The Honduran crisis fell into Arias’ lap. He woke up on a Sunday morning in late June with Honduran President Manuel Zelaya calling from the JuanSantamaríaInternationalAirport in San José. Zalaya had arrived in Costa Rica after having been ousted by the military at gunpoint from his own country. Arias, with a resume full of conflict mediation experience – most notably his championing of a Central America peace plan that led to the resolution of armed conflict in the region in the 1980s and won Arias the Nobel Peace Prize – was tapped to lead efforts to find a solution. His proposal for a solution to the crisis included the restoration of Zelaya to power.
In this sense, the failure to see Zelaya restored before elections were held in Honduras in late November was a disappointment.
However, Arias surprised many observers by urging the international community to recognize the results of the November elections in order to enable Honduras to put the crisis behind it and minimize further hardship for the nation’s population.
The carbon neutrality plan, which was first proposed in 2007, gained even more attention this year as the proposal was picked up by international media and discussed at the Climate Change Conference in
Copenhagen. But analysts in Costa Rica say the plan is more talk than action and it will be very difficult for the country to be entirely carbon neutral by 2010.

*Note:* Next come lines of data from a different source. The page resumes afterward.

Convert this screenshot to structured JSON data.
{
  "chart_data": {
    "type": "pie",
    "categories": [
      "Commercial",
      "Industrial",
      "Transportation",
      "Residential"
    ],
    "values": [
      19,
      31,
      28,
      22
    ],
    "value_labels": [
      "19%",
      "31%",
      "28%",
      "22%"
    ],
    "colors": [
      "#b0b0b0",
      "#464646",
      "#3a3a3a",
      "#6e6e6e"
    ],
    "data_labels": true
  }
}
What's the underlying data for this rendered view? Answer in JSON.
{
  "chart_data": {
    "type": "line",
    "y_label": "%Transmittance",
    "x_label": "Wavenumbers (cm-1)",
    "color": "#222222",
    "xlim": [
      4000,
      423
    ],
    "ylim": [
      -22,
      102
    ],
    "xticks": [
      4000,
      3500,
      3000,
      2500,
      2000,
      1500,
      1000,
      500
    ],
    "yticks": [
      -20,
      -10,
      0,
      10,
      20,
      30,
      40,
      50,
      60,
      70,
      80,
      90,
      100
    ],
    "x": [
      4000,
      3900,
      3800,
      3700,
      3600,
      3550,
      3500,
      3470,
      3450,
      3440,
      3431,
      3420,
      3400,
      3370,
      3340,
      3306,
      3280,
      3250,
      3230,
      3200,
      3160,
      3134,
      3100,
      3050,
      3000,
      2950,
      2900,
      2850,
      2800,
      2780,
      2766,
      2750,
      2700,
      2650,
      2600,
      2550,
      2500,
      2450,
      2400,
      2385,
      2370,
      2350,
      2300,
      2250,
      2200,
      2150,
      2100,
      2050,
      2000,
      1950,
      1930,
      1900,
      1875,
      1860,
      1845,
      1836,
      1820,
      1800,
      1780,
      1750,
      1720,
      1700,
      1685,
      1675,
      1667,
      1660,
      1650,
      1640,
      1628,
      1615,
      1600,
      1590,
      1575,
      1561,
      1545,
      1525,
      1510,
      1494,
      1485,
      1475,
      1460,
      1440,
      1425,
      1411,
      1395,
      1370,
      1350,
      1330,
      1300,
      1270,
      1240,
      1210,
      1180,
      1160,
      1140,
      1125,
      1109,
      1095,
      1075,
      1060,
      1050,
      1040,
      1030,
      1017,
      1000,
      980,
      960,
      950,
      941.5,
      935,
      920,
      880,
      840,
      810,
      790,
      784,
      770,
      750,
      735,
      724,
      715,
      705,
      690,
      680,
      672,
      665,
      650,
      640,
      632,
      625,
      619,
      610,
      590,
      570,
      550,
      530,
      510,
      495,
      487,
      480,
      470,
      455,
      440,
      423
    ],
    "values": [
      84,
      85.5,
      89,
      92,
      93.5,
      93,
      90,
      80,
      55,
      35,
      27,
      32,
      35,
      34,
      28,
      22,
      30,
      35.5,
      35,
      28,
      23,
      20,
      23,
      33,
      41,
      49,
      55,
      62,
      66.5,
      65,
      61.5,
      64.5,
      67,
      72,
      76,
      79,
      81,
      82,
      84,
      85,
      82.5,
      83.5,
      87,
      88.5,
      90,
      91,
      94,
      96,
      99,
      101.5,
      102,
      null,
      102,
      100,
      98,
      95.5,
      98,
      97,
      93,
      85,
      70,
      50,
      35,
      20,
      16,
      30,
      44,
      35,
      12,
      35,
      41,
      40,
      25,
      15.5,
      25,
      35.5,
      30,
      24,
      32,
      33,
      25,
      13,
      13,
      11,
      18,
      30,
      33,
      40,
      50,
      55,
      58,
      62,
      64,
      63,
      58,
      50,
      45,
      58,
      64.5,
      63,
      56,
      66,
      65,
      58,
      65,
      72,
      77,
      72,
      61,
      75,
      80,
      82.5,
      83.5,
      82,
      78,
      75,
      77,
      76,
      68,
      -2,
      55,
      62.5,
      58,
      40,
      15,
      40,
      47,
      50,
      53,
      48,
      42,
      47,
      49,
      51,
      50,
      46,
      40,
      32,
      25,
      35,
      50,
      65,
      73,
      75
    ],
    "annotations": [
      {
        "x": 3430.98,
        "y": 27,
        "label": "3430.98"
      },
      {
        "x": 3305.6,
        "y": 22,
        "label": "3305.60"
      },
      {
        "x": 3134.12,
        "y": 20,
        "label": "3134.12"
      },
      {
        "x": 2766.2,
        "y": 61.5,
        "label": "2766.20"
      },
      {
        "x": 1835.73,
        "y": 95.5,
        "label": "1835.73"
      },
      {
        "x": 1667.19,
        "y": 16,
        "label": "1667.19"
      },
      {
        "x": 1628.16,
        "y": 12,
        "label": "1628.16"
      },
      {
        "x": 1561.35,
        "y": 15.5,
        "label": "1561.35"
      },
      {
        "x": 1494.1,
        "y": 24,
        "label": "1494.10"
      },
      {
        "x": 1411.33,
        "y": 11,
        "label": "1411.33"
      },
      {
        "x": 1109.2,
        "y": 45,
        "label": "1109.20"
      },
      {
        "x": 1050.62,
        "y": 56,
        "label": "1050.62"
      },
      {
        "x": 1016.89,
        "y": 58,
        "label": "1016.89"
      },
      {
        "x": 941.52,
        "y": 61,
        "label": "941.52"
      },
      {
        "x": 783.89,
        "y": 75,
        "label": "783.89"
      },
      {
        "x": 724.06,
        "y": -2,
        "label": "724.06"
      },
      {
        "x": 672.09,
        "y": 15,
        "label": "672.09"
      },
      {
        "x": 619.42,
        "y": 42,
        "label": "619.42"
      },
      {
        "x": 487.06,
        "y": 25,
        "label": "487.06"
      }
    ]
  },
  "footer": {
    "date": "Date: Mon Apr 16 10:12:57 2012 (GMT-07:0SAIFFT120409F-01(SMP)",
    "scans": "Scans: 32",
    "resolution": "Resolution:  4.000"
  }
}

Any success in the curtailment of arms has been the result of years of campaigns on Arias’ part. He has used every opportunity on the international stage to preach peace over the years. This year, he saw a breakthrough when United States Secretary of State Hillary Clinton said the U.S. would commit itself
to developing an international standard for arms trading. For Arias, that would be one more peace trophy to put on his shelf.
But his focus on foreign affairs has drawn criticism from political opponents, many of whom say Arias has ignored issues on the home front. Just about the only program that his opponents praise is Avancemos, an educational initiative that pays children to stay in school. Nearly 160,000 students have received scholarships of between ¢15,000 and ¢50,000 ($25-$85) per month while the school dropout rate has fallen from 11 percent in 2006 to 8.7 percent in 2008.
But this year, Arias also has pushed through massive projects such as construction of the new national soccer stadium (a gift from China) and the new highway to Caldera, on the central Pacific. His administration also oversaw the initiation of the long-awaited train from Heredia to San José and expansion of the international airport in San José. Additionally, Arias followed through on his promise to begin renovation of the long-neglected Caribbean port city of Limón.
With four months left in Arias’ second presidential term, Costa Rica may see one last drive to complete projects that are underway. But what the president will do when he leaves the Casa Presidencial continues to be a lingering question.